Checkout flows, onboarding, that "set up your account in 4 easy steps" thing — they all use the same widget: a stepper. Numbered circles across the top, a Next button, and the vague promise that you're almost done. I always assumed there was some clever library doing the heavy lifting. There isn't. A stepper is one of the smallest, most honest components you can build, and writing one from scratch finally made the pattern click for me.
Here's the whole idea: a stepper is a finite-state machine. Four values run the entire thing.
const STEPS = ["account", "profile", "payment", "review"];
let current = 0; // which step is on screen
const done = [false, false, false, false]; // which steps have passed validation
const data = {}; // every field, all in one place
That's the model. Everything you see — the circles, the connector bars, the progress percentage, the buttons — is a function of current and done. Change the state, re-render, done. No scattered "is this circle green" flags to fall out of sync.
Three states per step
At any moment every step is exactly one of three things, and the rule is three lines:
function stepState(i){
if (i === current) return "active";
if (done[i]) return "done"; // already validated
return "upcoming";
}
Active is the step you're on. Done gets a checkmark and a filled bar behind it. Upcoming is greyed out. The connector bar before step i fills when step i-1 is done. That's the entire visual header, derived from two variables.
Next is a gate, not a button
This is the part that makes it a wizard and not just tabs. Next doesn't navigate — it asks permission first. Each step owns a validator that takes the field values and hands back a map of error messages, where an empty string means "this one's fine":
const RULES = {
0: v => ({
"f-email": /^[^\s@]+@[^\s@]+\.[^\s@]+$/.test(v["f-email"]) ? "" : "Enter a valid email.",
"f-password": (v["f-password"] || "").length >= 8 ? "" : "At least 8 characters."
}),
// profile, payment...
};
function next(){
const errs = RULES[current](readFields(current));
const ok = Object.values(errs).every(m => m === "");
paintErrors(errs); // show inline messages
done[current] = ok;
if (ok && current < STEPS.length - 1) current++; // only advance when clean
render();
}
If anything's invalid, you paint the errors and just... don't move. The index stays put. That guarantees a nice invariant: you can never be standing on a step whose earlier steps hold garbage. Keeping the validator pure (values in, errors out, no DOM poking) also means you can test it in isolation and reuse it for a final check before submit.
Linear vs non-linear
Two navigation styles, one predicate. In a linear wizard the circles are decoration — the only way forward is Next. In a non-linear one, you can click any completed step to jump straight back and edit it. Spot a typo on the review screen? Click the Account circle instead of hitting Back three times.
function canJump(i){
if (i === current) return false;
return nonLinear && done[i]; // completed steps only, non-linear only
}
Notice what doesn't change: you still can't jump to an un-validated future step. Non-linear loosens where you can go, not whether validation runs.
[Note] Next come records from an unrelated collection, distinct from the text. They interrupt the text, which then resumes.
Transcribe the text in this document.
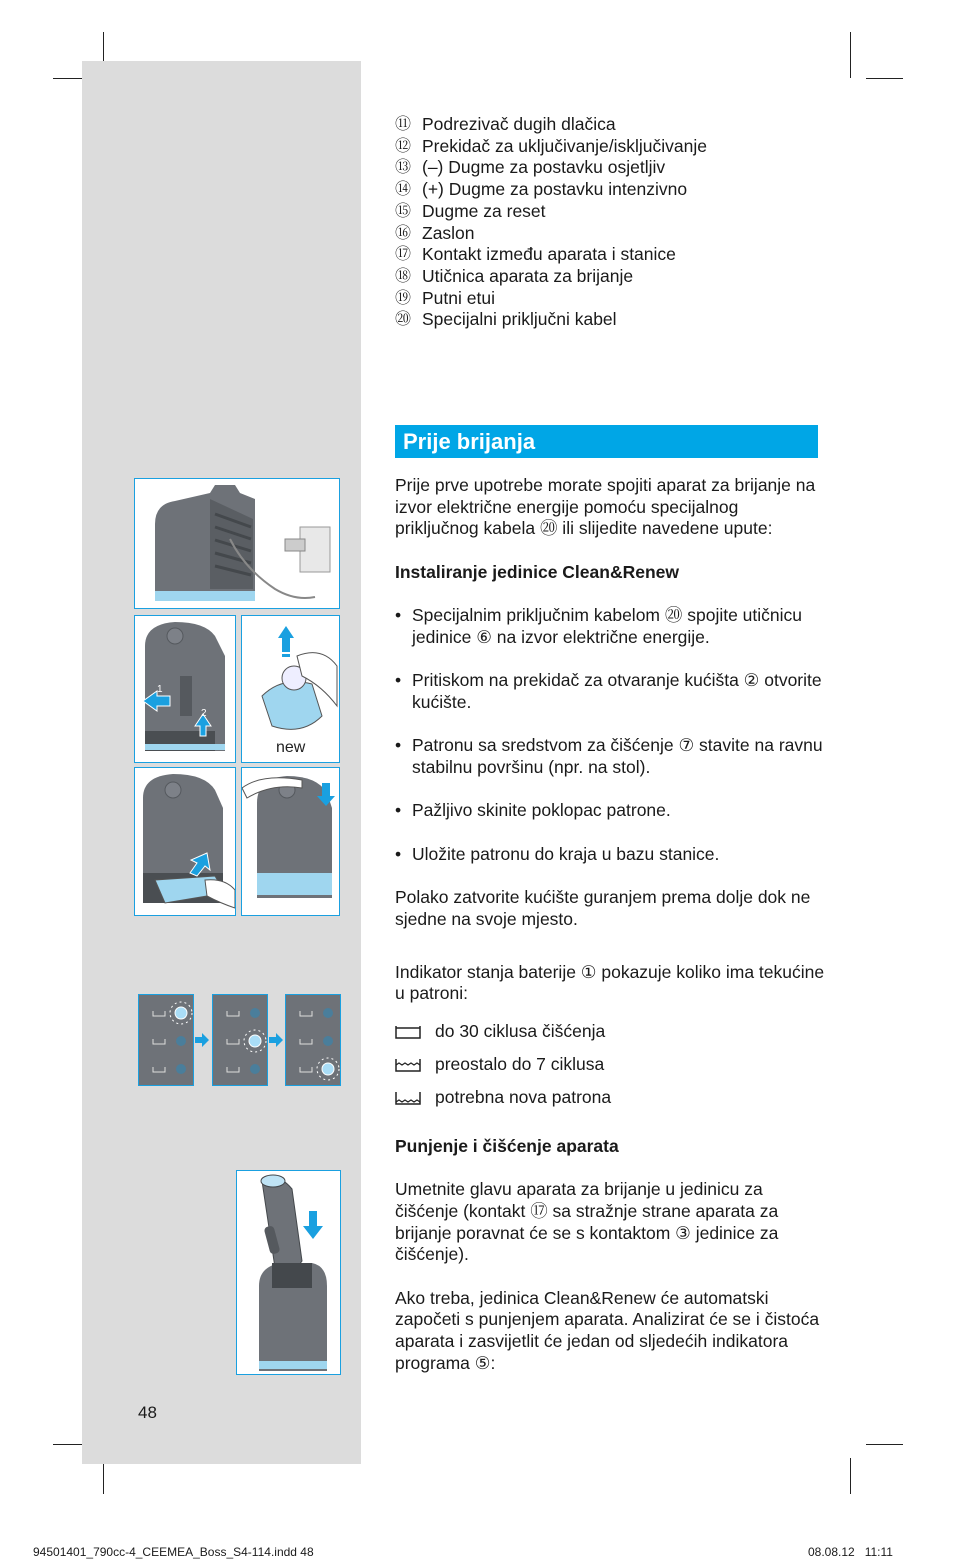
1
2
new
⑪ Podrezivač dugih dlačica
⑫ Prekidač za uključivanje/isključivanje
⑬ (–) Dugme za postavku osjetljiv
⑭ (+) Dugme za postavku intenzivno
⑮ Dugme za reset
⑯ Zaslon
⑰ Kontakt između aparata i stanice
⑱ Utičnica aparata za brijanje
⑲ Putni etui
⑳ Specijalni priključni kabel
Prije brijanja

Prije prve upotrebe morate spojiti aparat za brijanje na izvor električne energije pomoću specijalnog priključnog kabela ⑳ ili slijedite navedene upute:

Instaliranje jedinice Clean&Renew

• Specijalnim priključnim kabelom ⑳ spojite utičnicu jedinice ⑥ na izvor električne energije.
• Pritiskom na prekidač za otvaranje kućišta ② otvorite kućište.
• Patronu sa sredstvom za čišćenje ⑦ stavite na ravnu stabilnu površinu (npr. na stol).
• Pažljivo skinite poklopac patrone.
• Uložite patronu do kraja u bazu stanice.

Polako zatvorite kućište guranjem prema dolje dok ne sjedne na svoje mjesto.

Indikator stanja baterije ① pokazuje koliko ima tekućine u patroni:

do 30 ciklusa čišćenja
preostalo do 7 ciklusa
potrebna nova patrona

Punjenje i čišćenje aparata

Umetnite glavu aparata za brijanje u jedinicu za čišćenje (kontakt ⑰ sa stražnje strane aparata za brijanje poravnat će se s kontaktom ③ jedinice za čišćenje).

Ako treba, jedinica Clean&Renew će automatski započeti s punjenjem aparata. Analizirat će se i čistoća aparata i zasvijetlit će jedan od sljedećih indikatora programa ⑤:

48
94501401_790cc-4_CEEMEA_Boss_S4-114.indd 48	08.08.12   11:11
The bit everyone gets wrong: persistence
Walking back to step one must not wipe what you typed in step two. The trap is rebuilding a step's markup every time you navigate — it looks clean and it throws away everything the user entered. Don't. Keep all the panels in the DOM and just toggle visibility:
document.querySelectorAll(".wizstep").forEach(p =>
p.classList.toggle("hidden", +p.dataset.step !== current));
Hidden inputs keep their values for free. Back and Next cost nothing. Then mirror the validated fields into that shared data object so you've got a clean source of truth to render the review screen from and to submit.
The stuff that separates a demo from something you'd ship
-
Accessibility. Mark the current circle with
aria-current="step". On a blocked Next, setaria-invalidon the bad fields and move focus to the first one so the error is announced and reachable. If circles are clickable, make them real buttons (Enter/Space, focus ring). Never rely on colour alone — the checkmark and label carry the state too. - Live error recovery. Clear a field's error the moment the user starts fixing it, not on the next click. Instant feedback feels responsive.
- Boundaries. Disable Back on the first step; swap Next for Submit on the last.
- The review step. A read-only summary before anything irreversible. Mask the card number, never echo the password. It's the cheap moment to catch a transposed digit.
None of this needs a framework. It's a current index, a done flag per step, a validator that gates forward motion, and a rule for which steps you're allowed to reach. Model that state cleanly and the UI is just a projection of it.